While at the airport, I started to grow anxious as I stood with the hundreds of chinese, Russian, and Israeli tour groups welcoming people in from immigration. I found an office that said "Customs Control" and went in there to show them my pet import license. After many phone calls - they lead me behind security and customs onto the baggage claim floor where they warned me not to show anyone my passport and get out of there as soon as possible. I went to oversize baggage, a giant freight elevator opened up and there sat the tiny little kennel with a very pissed off looking Simon crouched in the back.

I tried to pet him and he let out a piteous meow and then turned his back to me and went to sleep.

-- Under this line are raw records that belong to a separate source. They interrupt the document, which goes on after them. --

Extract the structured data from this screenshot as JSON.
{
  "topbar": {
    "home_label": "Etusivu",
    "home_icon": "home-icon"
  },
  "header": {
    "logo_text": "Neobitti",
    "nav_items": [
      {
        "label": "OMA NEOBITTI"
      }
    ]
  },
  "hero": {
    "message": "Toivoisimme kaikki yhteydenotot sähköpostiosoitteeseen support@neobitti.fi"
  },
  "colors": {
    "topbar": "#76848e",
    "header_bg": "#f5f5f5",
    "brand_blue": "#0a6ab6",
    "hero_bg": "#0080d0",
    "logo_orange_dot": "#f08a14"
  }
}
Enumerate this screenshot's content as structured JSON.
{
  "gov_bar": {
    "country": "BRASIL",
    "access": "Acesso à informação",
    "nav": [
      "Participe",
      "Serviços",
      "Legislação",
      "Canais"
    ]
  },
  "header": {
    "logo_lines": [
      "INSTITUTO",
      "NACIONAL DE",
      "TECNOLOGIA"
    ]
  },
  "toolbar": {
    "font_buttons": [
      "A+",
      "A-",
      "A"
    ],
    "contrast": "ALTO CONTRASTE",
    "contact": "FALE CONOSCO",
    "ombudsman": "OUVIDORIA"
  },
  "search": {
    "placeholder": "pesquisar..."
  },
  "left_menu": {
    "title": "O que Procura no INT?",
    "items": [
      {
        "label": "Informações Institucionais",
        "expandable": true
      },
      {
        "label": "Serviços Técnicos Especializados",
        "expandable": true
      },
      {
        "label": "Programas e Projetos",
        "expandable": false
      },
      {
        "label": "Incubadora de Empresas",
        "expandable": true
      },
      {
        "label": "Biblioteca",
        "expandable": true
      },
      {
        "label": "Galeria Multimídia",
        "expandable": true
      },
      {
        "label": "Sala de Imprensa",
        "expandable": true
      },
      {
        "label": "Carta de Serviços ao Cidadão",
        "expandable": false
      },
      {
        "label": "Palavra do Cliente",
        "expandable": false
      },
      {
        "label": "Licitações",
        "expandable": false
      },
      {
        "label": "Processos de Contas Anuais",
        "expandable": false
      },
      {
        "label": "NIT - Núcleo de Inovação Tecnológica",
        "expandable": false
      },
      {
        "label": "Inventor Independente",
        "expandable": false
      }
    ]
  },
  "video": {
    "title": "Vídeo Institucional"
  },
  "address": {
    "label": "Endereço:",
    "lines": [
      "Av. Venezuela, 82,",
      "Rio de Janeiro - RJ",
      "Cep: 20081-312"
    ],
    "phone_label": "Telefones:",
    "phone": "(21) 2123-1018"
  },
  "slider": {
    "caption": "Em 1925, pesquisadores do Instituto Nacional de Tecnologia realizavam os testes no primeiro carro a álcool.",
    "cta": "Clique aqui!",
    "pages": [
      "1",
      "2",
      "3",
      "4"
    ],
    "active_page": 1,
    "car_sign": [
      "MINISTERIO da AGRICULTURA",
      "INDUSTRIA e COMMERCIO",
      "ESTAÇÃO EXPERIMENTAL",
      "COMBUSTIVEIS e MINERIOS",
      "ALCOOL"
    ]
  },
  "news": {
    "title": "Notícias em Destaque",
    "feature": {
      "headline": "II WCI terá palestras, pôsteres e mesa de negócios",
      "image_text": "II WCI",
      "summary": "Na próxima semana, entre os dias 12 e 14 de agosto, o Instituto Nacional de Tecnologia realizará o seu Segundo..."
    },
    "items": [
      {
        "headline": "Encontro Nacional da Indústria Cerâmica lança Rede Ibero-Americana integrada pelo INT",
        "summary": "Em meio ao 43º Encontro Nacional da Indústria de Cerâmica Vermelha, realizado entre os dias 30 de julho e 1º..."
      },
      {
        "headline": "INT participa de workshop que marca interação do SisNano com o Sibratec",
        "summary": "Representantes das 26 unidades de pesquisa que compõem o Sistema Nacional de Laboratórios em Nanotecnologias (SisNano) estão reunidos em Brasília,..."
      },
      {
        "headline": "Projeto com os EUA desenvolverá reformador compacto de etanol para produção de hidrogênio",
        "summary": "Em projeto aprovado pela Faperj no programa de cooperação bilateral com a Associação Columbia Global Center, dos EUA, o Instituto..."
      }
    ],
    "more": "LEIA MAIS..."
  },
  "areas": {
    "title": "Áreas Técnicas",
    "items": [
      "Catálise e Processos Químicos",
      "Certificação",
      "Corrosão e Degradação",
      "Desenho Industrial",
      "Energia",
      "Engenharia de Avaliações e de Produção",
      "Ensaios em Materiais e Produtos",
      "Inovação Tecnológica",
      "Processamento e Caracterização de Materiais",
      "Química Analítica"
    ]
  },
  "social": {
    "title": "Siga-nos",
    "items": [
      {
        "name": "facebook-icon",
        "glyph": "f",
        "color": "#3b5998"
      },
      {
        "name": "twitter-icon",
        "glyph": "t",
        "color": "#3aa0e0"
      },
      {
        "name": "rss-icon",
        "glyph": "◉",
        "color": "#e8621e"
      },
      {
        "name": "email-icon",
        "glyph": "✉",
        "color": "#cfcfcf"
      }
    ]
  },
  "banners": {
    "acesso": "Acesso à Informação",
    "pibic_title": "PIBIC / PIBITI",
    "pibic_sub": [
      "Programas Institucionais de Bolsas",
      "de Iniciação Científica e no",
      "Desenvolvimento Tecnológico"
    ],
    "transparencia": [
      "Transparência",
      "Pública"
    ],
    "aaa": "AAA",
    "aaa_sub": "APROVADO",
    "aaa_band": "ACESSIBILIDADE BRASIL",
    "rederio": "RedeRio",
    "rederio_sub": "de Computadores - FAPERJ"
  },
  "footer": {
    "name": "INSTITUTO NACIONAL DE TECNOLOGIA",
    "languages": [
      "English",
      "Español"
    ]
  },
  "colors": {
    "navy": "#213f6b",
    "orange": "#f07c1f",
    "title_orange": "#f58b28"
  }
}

I stood with Simon by the baggage claim until Mike made it through immigration. Not a sound was heard out of the kennel. We took off to the Animal customs/quarantine office. The two Thai officials who had been there before were nowhere to be seen but my import permit was sitting on their desk. Someone came in and called them for us where they were out taking a smoke break. They came in and started filling out lots of forms, rifling through Simon's forms, and fifteen minutes and 100 baht later - we were sent to the customs line. Mike showed his passport (they didn't even look at Simon) and I paid 1000 baht and we were free to the taxi. A 45 minute taxi ride home, I opened up the kennel and Simon popped out.

He took a quick saunter around the apartment and smelled everything. He drank a little water. Let out one big meow and then curled up on the bed to go to sleep. He's a trooper! He seems to like the warm weather, he hasn't vomited, pulled out any hair, or even yowled since he got here. He found a nook he likes in my sweaters (of course) and happily sits under the dining room chairs and explores the balcony.

We're renuited! And it feels so good!

Thursday, March 17, 2011

Old Bangkok

When I take the canal taxi to and from work, I have glimpses of old teak houses draped with jasmine and old green trees draped over the canal. On my walk down the soi to my house, I pass three or four of these old one or two story houses with their low slung verandas. But more and more are disappearing under skyscrapers and luxury hotels. I wish I could have seen old Bangkok in the day.